La Vega.- La muerte de un joven identificado como Marqui Abraham García Gil, conocido como “Mikey”, durante una intervención de agentes de la Policía Nacional ocurrida este sábado en La Vega, ha generado cuestionamientos y demandas de esclarecimiento por parte de ciudadanos tras la difusión de un video del incidente.
Según informaciones preliminares, García Gil era señalado por las autoridades como presunto participante en el asalto a una banca deportiva ubicada en el sector Los Multis. De acuerdo con los reportes, el joven habría actuado junto a una mujer y otro hombre en el atraco ocurrido horas antes de su muerte.
Sin embargo, la actuación policial ha quedado bajo escrutinio luego de que en redes sociales circularan imágenes del momento en que los agentes intervienen contra el joven. En el video se observa a García Gil aparentemente lanzar un objeto hacia un lado y, segundos después, levantar las manos mientras es rodeado por varios agentes. Acto seguido se escuchan detonaciones y el joven cae al suelo.

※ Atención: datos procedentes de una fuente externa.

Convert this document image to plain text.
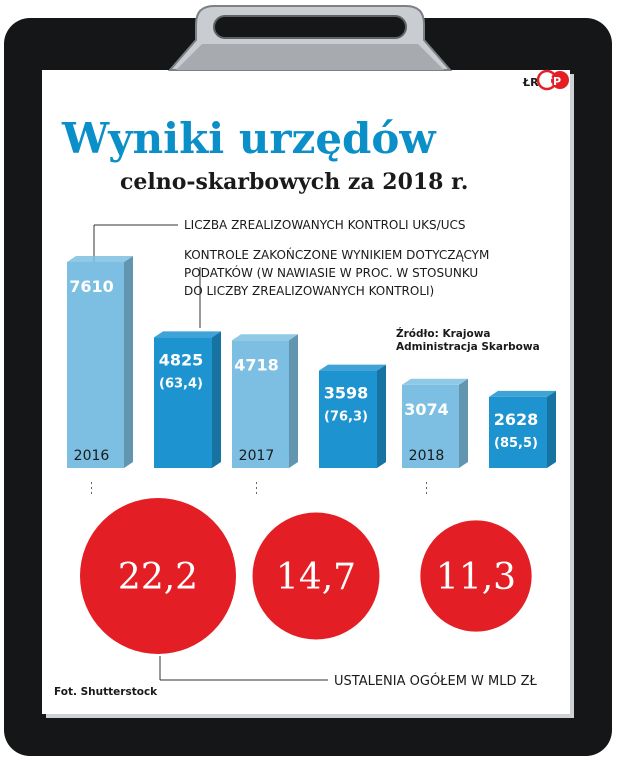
ŁR CP
Wyniki urzędów
celno-skarbowych za 2018 r.
LICZBA ZREALIZOWANYCH KONTROLI UKS/UCS
KONTROLE ZAKOŃCZONE WYNIKIEM DOTYCZĄCYM
PODATKÓW (W NAWIASIE W PROC. W STOSUNKU
DO LICZBY ZREALIZOWANYCH KONTROLI)
Źródło: Krajowa
Administracja Skarbowa
7610
4825
(63,4)
2016
4718
3598
(76,3)
2017
3074
2628
(85,5)
2018
22,2 14,7 11,3
USTALENIA OGÓŁEM W MLD ZŁ
Fot. Shutterstock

Las imágenes han provocado un intenso debate público sobre si el uso de la fuerza letal estuvo justificado y si el procedimiento se ejecutó conforme a los protocolos establecidos para este tipo de intervenciones.
Diversos usuarios y sectores de la sociedad han reclamado una investigación exhaustiva e independiente que permita determinar las circunstancias exactas en que ocurrió el hecho, así como establecer si existía una amenaza inminente al momento en que se produjeron los disparos.
La Policía Nacional sostiene que García Gil era activamente buscado mediante órdenes de arresto por su presunta vinculación con varios hechos delictivos, incluyendo atracos y el despojo de armas de fuego a vigilantes y ciudadanos.
No obstante, hasta el momento las autoridades no han ofrecido una explicación detallada sobre la secuencia de los hechos captada en video ni han precisado si se abrirá una investigación interna para evaluar la actuación de los agentes involucrados.
El caso ha reavivado el debate sobre el uso proporcional de la fuerza por parte de los cuerpos de seguridad y la necesidad de que toda muerte ocurrida durante operativos policiales sea objeto de una investigación transparente que garantice la rendición de cuentas y la confianza pública en las instituciones.